Jesteś pewna, że nie chorowałaś na covid ani twoja mama - to śmieszne.
Otóż mogłaś, nawet o tym nie wiedząc. Tylko test daje możliwość poznania czy jest się chorym. Ale nie ten szybki, tylko ten wysyłany do loboratorium.
Ja nie byłam szczepiona, miałam to i przeszłam łagodnie. Za 3 miesiące zachorował mój facet szczepiony i było o wiele gorzej. Tylko, że ja miałam 3 testy - chora, zdrowa i później za 3 miesiące znów chora (a czułam się normalnie, zdrowa, czyli przechodziłam to już bezobjawowo i uwaga zarażałam tak samo jak osoba z gorączķą, kaszlem i innymi). Dlatego nie rozumiem nadal tego podziału.

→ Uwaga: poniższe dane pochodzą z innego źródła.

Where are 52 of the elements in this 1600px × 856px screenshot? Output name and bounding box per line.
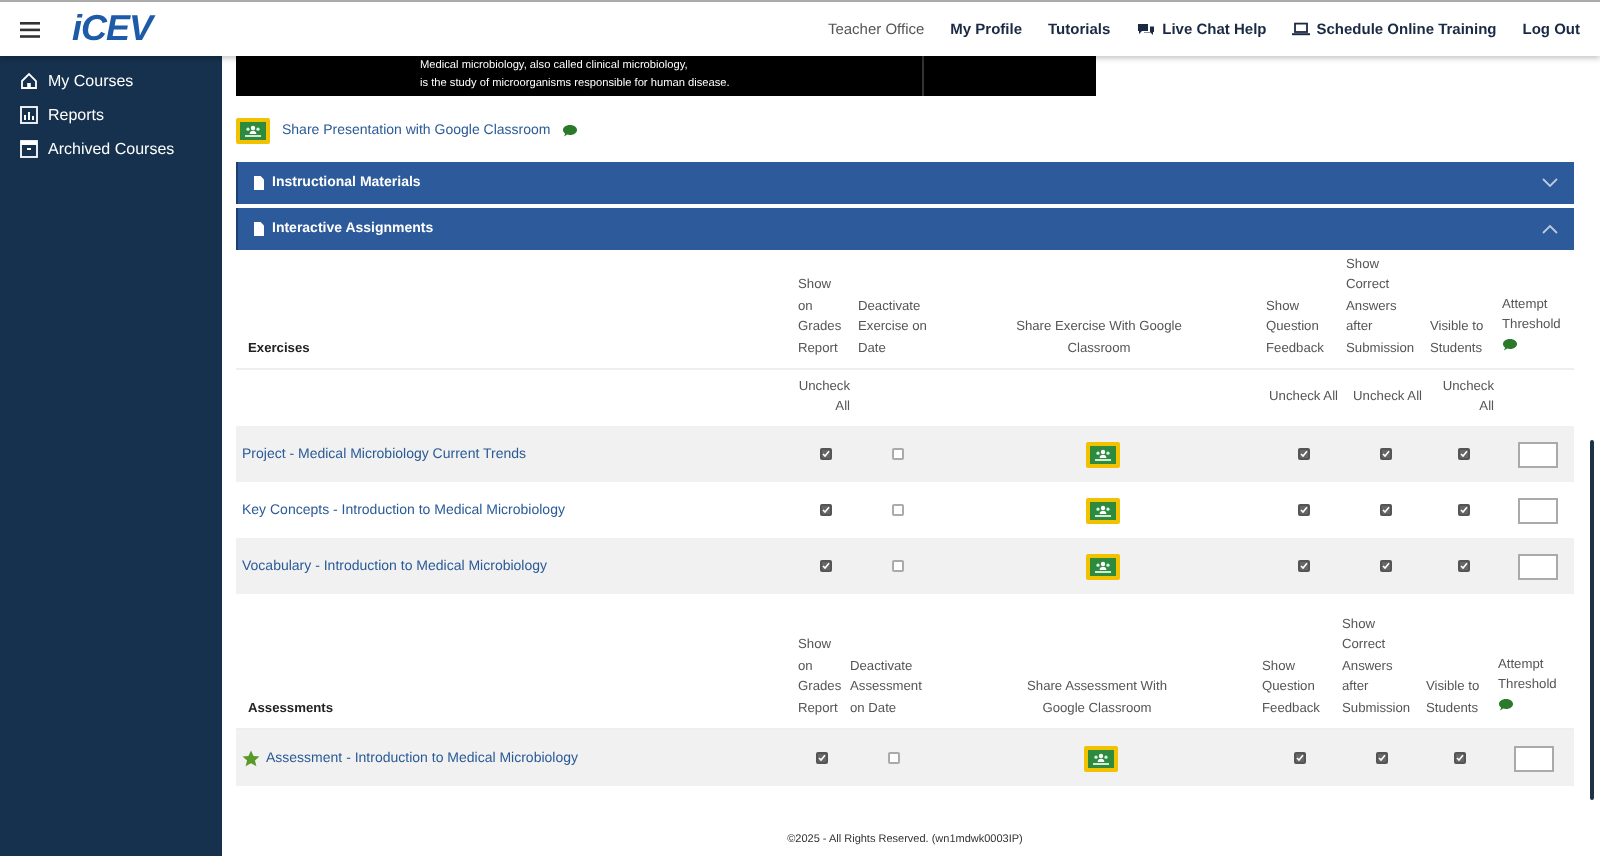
checkbox[interactable] [1298,448,1310,460]
checkbox[interactable] [820,448,832,460]
threshold-field[interactable] [1517,497,1557,523]
checkbox[interactable] [1458,560,1470,572]
comment-icon [562,123,579,137]
report-icon [20,105,38,123]
classroom-share-icon[interactable] [236,117,270,143]
checkbox[interactable] [820,560,832,572]
checkbox[interactable] [892,560,904,572]
checkbox[interactable] [1458,448,1470,460]
threshold-field[interactable] [1517,441,1557,467]
sidebar-item[interactable]: My Courses [20,68,222,92]
checkbox[interactable] [816,752,828,764]
classroom-share-button[interactable] [1085,497,1119,523]
chevron-down-icon [1542,178,1558,188]
classroom-share-button[interactable] [1083,745,1117,771]
archive-icon [20,139,38,157]
document-icon [254,222,264,236]
comment-icon [1502,337,1518,351]
chevron-up-icon [1542,224,1558,234]
checkbox[interactable] [1294,752,1306,764]
checkbox[interactable] [1376,752,1388,764]
checkbox[interactable] [1298,504,1310,516]
checkbox[interactable] [888,752,900,764]
checkbox[interactable] [892,448,904,460]
checkbox[interactable] [1380,560,1392,572]
checkbox[interactable] [892,504,904,516]
document-icon [254,176,264,190]
checkbox[interactable] [1458,504,1470,516]
classroom-share-button[interactable] [1085,553,1119,579]
checkbox[interactable] [1454,752,1466,764]
home-icon [20,71,38,89]
sidebar-item[interactable]: Archived Courses [20,136,222,160]
logo[interactable]: iCEV [72,8,153,50]
threshold-field[interactable] [1517,553,1557,579]
checkbox[interactable] [820,504,832,516]
classroom-icon [1093,503,1111,517]
chat-bubbles-icon [1136,21,1157,37]
scrollbar[interactable] [1590,440,1594,800]
checkbox[interactable] [1298,560,1310,572]
classroom-icon [1093,447,1111,461]
sidebar-item[interactable]: Reports [20,102,222,126]
comment-icon [1498,697,1514,711]
checkbox[interactable] [1380,504,1392,516]
classroom-icon [1093,559,1111,573]
threshold-field[interactable] [1513,745,1553,771]
classroom-share-button[interactable] [1085,441,1119,467]
checkbox[interactable] [1380,448,1392,460]
laptop-icon [1292,22,1311,36]
classroom-icon [244,123,262,137]
menu-icon[interactable] [20,21,40,37]
classroom-icon [1091,751,1109,765]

Teraz jestem w ciąży i pomimo tego, że u mnie przemawia wszystko na to, żeby się nie szczepić to zastanawiam się nad tym, bo jednak nie wiem czy zachoruję, czy mam wystarczające przeciwciała, czy te wszystkie nowe warianty pomimo szczepienia i tak mnie nie dopadną - a niby noworodek coś tam od mamusi dostaje, ale czy to wystarczy, jak tu już idzie jakiś centaurus, który i tak jest odporny na te szczepienia co teraz są. Ciężko wszystko stwierdzić.
Nie jestem antyszczepionkowcem, po prostu jest wiele niewyjaśnionych rzeczy, dlatego ludzie mają obawy.